Saddam committed acts of genocide against the Kurds at Anfal, the Shi'ites in 1991, and the Marsh Arabs in the late 1990s. By genocide, I mean the targeted murder of civilians simply because of their ethnic or religious identity.

Some genocides are obviously more "complete" or "systematic" than others. Every genocide need not be Hitler or Pol Pot in order to qualify. The important point is that the diffuse mass murderers in Iraq are not merely targeting government officials, but rather are trying to murder innocent people simply to eliminate them from the country.

Liberalhawk,
There is no way to know how those counterfactuals would play out. All I know is that in January 2003, Hans Blix reported that the CIA was telling him where the WMD were and Blix kept saying "BS. They aren't there. You don't know what you're talking about." In response, Colin Powell invented a scenario through which Iraq actually moved the weapons moments before the inspectors arrived. It was the last chance to make the case. Within a week, various experts like El Baradei and Blix himself showed that the UN presentation was deeply flawed. It was at that point that I concluded that Iraq either does not have WMD, or at the very least, we have no cause for war based on the sound assumption that he does have them. Simply put, I trusted Blix more than I did Bush.

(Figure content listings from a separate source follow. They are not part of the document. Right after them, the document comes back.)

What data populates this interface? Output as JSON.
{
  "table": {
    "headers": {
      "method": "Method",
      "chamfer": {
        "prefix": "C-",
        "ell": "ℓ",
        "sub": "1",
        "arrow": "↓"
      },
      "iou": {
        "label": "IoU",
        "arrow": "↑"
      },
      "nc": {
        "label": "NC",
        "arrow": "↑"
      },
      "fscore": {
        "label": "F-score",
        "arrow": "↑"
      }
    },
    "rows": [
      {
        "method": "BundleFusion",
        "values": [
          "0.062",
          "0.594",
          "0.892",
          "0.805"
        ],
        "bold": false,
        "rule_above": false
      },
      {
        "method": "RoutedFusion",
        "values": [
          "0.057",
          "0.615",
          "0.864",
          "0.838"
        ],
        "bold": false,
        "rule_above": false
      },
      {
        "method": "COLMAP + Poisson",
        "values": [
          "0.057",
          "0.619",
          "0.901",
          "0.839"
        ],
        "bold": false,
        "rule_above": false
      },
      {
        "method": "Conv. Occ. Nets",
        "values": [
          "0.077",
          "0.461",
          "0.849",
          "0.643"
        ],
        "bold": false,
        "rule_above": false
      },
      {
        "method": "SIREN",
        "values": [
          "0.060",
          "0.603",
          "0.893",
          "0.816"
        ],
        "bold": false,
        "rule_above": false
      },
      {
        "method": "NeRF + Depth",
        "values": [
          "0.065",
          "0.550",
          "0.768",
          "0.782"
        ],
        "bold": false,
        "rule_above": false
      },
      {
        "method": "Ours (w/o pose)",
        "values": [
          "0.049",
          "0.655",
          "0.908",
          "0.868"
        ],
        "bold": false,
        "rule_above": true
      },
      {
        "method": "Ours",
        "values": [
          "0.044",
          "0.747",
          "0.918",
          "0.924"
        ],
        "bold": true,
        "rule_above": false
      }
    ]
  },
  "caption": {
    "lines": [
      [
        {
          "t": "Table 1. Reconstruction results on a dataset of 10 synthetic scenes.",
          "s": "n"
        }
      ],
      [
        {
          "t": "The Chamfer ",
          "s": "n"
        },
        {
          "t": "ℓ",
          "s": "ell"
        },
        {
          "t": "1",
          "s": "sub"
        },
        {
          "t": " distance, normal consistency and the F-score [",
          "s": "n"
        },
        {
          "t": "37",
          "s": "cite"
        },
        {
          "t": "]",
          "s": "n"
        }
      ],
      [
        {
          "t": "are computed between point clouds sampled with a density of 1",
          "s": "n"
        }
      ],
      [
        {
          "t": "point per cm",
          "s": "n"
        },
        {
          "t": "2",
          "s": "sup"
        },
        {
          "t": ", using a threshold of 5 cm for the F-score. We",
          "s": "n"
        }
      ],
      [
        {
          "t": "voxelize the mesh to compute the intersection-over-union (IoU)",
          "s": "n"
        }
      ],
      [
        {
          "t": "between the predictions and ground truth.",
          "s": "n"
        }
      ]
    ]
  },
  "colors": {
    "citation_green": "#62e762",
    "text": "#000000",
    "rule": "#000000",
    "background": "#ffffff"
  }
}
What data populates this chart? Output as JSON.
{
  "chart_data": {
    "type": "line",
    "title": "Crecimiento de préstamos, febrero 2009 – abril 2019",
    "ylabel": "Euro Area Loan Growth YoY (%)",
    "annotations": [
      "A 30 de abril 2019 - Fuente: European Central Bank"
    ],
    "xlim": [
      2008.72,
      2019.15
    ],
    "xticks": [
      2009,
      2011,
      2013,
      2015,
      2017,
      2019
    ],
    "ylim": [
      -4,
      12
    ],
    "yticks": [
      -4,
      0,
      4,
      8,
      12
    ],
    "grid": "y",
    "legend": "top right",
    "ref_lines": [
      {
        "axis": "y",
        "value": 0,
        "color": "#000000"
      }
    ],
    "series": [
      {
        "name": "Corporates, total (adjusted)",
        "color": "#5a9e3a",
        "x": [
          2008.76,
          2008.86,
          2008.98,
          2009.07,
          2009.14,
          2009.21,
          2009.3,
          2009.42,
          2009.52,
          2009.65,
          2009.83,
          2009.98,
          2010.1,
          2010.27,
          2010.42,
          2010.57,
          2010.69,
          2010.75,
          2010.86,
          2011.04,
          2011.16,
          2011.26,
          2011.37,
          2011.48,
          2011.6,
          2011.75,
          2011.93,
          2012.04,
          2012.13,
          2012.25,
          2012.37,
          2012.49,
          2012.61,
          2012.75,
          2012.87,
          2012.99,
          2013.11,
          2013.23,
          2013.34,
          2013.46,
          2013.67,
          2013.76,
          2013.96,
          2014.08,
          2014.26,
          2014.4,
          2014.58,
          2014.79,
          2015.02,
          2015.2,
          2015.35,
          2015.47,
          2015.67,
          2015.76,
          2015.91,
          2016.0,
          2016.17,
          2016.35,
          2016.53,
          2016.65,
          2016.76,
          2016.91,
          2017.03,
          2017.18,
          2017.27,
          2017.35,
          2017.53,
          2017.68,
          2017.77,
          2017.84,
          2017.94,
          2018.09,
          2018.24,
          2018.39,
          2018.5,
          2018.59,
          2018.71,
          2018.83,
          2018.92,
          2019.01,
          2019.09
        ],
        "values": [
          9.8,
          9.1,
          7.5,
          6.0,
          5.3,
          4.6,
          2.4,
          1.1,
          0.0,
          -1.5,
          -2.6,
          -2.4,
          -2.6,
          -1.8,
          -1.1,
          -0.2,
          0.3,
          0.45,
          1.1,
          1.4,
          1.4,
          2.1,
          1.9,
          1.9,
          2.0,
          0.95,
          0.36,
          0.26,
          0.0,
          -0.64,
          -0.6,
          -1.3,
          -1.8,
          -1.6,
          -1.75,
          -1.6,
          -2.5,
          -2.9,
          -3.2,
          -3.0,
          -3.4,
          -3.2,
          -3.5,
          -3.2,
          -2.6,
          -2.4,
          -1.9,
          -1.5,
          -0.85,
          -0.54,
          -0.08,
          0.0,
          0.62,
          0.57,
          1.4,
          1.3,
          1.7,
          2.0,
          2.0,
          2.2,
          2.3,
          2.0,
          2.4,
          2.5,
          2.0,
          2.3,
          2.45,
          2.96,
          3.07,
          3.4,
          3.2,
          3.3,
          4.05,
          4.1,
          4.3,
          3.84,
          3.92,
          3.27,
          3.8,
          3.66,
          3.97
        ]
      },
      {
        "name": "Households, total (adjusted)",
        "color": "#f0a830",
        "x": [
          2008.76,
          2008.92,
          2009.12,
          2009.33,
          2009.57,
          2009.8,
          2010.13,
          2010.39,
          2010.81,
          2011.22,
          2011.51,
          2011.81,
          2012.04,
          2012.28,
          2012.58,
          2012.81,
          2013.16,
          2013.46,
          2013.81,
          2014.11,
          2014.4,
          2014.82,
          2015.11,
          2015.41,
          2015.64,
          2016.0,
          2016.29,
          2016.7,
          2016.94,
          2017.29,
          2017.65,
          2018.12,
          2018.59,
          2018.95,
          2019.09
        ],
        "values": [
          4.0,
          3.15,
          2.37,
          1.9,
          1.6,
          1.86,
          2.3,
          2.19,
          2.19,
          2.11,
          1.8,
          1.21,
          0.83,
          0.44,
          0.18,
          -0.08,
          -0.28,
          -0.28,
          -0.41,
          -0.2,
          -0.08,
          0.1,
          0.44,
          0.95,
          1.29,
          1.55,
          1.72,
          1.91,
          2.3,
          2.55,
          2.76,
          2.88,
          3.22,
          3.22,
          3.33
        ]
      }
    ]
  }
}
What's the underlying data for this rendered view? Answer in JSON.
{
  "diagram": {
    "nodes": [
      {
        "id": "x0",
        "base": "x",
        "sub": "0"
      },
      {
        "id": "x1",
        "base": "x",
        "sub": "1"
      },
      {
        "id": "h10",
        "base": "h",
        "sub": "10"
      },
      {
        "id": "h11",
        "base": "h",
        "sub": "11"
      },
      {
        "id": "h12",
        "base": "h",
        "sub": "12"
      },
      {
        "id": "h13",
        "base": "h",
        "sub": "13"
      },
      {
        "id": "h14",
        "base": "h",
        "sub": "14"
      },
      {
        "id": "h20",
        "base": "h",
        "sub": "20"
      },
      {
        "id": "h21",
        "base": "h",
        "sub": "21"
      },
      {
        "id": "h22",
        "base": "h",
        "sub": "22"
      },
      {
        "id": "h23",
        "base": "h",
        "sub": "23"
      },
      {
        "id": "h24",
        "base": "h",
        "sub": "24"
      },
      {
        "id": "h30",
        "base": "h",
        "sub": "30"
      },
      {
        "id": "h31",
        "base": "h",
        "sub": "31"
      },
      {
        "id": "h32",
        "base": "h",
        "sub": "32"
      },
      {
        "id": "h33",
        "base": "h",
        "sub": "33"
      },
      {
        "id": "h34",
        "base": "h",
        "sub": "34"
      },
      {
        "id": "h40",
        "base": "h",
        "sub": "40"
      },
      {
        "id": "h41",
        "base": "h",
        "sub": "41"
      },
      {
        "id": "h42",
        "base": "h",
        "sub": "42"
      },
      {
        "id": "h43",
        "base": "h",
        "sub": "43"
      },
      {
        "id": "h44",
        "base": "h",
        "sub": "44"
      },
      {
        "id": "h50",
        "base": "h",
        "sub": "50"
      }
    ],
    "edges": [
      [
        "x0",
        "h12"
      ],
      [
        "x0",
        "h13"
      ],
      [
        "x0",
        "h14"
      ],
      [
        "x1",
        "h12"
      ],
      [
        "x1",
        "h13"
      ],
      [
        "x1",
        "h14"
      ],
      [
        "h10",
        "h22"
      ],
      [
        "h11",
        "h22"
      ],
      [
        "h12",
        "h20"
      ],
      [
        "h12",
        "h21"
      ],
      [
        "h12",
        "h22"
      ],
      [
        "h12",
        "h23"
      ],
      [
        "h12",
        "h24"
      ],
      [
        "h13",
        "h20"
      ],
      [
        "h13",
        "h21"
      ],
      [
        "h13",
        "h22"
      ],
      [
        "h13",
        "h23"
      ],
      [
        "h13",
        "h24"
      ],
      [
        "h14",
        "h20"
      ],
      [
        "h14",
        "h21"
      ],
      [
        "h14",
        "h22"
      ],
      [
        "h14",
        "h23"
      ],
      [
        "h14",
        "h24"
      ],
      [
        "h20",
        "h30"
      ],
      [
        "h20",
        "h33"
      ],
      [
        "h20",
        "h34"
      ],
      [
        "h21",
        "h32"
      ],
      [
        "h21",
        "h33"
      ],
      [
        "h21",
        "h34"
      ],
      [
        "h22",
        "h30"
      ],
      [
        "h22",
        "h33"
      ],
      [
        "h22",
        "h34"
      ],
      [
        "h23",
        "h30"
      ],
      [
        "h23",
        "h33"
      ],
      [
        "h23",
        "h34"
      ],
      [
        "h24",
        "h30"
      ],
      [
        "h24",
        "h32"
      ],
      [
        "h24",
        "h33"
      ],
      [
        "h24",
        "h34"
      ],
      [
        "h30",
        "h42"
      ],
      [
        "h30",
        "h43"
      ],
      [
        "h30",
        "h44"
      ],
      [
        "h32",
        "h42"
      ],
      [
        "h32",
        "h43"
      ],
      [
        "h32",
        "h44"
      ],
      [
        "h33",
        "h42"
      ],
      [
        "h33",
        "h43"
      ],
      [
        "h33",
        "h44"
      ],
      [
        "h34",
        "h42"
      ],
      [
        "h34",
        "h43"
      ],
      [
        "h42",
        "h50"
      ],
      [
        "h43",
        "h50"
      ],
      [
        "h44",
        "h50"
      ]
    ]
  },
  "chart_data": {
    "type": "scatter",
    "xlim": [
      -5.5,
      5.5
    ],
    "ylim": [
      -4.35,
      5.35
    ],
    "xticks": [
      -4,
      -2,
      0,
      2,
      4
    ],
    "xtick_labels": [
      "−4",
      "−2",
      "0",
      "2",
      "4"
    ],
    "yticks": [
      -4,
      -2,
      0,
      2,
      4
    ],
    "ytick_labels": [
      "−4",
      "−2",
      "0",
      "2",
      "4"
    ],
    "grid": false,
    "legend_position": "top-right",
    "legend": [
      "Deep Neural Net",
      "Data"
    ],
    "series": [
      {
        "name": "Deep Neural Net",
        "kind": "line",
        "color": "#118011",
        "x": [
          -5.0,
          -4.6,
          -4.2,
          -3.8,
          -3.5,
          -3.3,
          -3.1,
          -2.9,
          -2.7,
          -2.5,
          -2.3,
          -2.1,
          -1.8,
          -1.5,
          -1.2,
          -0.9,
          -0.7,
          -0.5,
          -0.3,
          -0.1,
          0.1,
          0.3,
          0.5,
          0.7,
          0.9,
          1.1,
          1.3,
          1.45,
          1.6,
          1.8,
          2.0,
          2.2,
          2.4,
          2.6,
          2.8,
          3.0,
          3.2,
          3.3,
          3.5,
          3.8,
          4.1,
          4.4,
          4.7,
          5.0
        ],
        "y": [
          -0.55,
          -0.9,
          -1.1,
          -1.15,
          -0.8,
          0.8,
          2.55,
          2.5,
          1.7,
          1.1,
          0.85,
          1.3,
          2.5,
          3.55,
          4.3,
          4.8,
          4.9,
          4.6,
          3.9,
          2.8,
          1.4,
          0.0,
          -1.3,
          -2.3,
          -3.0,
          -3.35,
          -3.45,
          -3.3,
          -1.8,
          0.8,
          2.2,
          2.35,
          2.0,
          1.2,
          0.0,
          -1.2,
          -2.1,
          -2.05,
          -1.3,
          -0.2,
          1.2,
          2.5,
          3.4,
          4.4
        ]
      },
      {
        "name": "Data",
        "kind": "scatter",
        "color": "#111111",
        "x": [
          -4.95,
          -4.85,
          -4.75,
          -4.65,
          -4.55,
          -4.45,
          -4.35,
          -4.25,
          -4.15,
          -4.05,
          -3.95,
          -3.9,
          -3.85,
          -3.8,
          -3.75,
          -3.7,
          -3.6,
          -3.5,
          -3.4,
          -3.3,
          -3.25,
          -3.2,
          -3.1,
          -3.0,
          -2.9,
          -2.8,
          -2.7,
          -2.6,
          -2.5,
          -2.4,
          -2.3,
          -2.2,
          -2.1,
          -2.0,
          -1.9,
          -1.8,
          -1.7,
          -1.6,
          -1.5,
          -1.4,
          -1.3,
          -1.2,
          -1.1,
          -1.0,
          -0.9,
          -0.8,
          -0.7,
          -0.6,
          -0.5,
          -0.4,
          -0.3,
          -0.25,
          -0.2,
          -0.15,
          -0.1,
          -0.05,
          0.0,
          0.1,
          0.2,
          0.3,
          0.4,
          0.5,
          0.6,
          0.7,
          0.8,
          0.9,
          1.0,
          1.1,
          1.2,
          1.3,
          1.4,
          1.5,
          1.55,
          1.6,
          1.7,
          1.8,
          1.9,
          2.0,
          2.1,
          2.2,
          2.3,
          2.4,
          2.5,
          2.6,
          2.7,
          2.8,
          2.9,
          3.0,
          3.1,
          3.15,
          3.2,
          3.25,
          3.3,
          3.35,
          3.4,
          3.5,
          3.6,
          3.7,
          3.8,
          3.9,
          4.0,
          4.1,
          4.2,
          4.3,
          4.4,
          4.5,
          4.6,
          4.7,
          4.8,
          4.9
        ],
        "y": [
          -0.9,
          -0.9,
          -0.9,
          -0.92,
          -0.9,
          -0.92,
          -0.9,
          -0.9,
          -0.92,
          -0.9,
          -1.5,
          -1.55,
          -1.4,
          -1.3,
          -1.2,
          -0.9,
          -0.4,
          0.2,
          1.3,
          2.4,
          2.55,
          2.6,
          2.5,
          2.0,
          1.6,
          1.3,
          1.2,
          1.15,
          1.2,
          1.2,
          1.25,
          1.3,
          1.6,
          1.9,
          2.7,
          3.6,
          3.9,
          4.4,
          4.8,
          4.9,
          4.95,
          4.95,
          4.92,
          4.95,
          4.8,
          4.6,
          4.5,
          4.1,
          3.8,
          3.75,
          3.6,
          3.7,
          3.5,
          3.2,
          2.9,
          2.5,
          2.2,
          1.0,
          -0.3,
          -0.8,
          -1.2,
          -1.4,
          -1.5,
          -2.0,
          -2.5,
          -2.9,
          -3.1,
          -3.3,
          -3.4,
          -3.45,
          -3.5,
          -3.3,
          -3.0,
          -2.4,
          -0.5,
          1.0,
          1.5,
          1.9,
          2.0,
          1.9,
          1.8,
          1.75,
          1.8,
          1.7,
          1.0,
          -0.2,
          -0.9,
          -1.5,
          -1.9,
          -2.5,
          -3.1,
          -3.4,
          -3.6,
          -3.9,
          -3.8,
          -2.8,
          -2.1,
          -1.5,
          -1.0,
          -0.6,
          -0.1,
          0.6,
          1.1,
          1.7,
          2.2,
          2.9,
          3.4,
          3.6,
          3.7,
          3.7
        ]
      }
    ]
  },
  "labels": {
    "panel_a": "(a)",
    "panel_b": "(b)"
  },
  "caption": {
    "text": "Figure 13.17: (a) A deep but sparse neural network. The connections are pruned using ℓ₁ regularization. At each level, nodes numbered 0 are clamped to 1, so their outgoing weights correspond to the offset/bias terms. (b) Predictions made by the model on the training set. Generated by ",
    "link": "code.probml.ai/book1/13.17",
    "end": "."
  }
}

Saddam was a vicious and despicable thug. He murdered 300,000 people just so he could stay in power. He invaded two foreign countries and led to millions more deaths. And the sanctions used to contain him in the 1990s brought untold horrors on Iraqi children. That last point was always - and still is - the best case for war. Sanctions worked: Saddam wanted a WMD program but couldn't get one because the US and UK wouldn't let him have one. The result of sanctions was the total breakdown of the health system of the country - Saddam, of course, redirected oil-for-food money to his own pocket, but we all knew he'd do that.

The case for war was always weak, but it could have been salvaged by a successful execution. And when Rumsfeld scoffed at the looting, I knew that he never took seriously the post-war plans for political transition.

My point is that there was plenty of evidence of dishonesty and incompetence in the early days of the war to justify suspicion of the whole project.